Borrell was behind much of the EU states' weapons to Kiev and when asked if the problems between certain eastern European nations and Ukraine over grain exports are a foreshadowing of future conflicts if the country enters the EU, he responded that it would be "difficult", due to Ukraine "being destroyed, literally" and due to the "reforms even before the war. And third, at this moment, Ukraine being a member of the European Union, it would be the only country that would be a net beneficiary.”
He expressed that although he was not calling for a Trump-like defense budget of 2% GDP, Europe was still a long way from the defense policy it needed.

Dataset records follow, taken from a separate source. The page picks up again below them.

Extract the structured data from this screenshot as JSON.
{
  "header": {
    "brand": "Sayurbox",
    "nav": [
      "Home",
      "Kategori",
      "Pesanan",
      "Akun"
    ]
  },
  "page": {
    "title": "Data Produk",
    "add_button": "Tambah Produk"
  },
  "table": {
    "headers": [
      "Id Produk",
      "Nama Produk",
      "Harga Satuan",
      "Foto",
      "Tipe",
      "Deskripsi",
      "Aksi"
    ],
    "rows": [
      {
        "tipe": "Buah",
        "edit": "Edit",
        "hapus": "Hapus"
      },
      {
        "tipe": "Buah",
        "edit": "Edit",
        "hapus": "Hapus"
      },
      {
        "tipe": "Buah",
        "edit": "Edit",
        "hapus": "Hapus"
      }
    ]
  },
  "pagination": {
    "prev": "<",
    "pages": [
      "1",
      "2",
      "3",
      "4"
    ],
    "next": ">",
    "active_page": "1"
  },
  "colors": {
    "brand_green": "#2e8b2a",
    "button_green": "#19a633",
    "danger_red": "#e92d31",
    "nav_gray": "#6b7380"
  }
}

According to the Euractiv news website, the European Parliament has endorsed the European Commission's plan to increase defense spending in the 2024 budget.
The European Commission stated in June that Europe's continued assistance for Ukraine and its refugees will be reviewed in the next assessment of the EU's long-term budget for 2021-2027.
Europe needs more unity
“Some decisions have been discussed for quite a long time. Do we have to provide tanks? This has been a long discussion, and at the end, we provide tanks. Do we have to provide Patriot anti-aircraft missiles? There has been a long discussion and at the end we did it. Do we have to provide air force capacities? This was discussed just at the beginning of the war. Now we are training pilots for the F 16. Certainly, a war is a war, and if you want to supply arms to someone who is at war and is receiving heavy attacks, the quicker the better.”
Touching on the hyped counteroffensive, he noted that Russia's fortification caused a stalemate in the battle, as it would be "suicide" to launch a frontal attack in that environment.
He believed the outcome of the war, along with Chinese-US competition and the rise of the Global South, would create a new world order and expressed that it was important to "avoid the alliance of China plus Russia, plus parts of the Global South."
“The people of the global south want to be recognized because 40, 50 years ago, when the world order was built, some of these countries did not exist. Either they were colonies or so poor they did not have a vote." Now, however, Borrell noted that they have become independent and have seen significant economic and demographic growth.
“There is no clear hegemon in the world but instead a growing number of actors.”
Borrell added that in 20 years, the $50tn economies will be China, India, and the US, and he compared that with the EU's economy, which he estimated would be at about $30tn, which, according to him, is a long-term challenge for Europe as they will have to seek "political influence, technological capacity, and unity. Unity is the keyword. Europeans have to be more united.”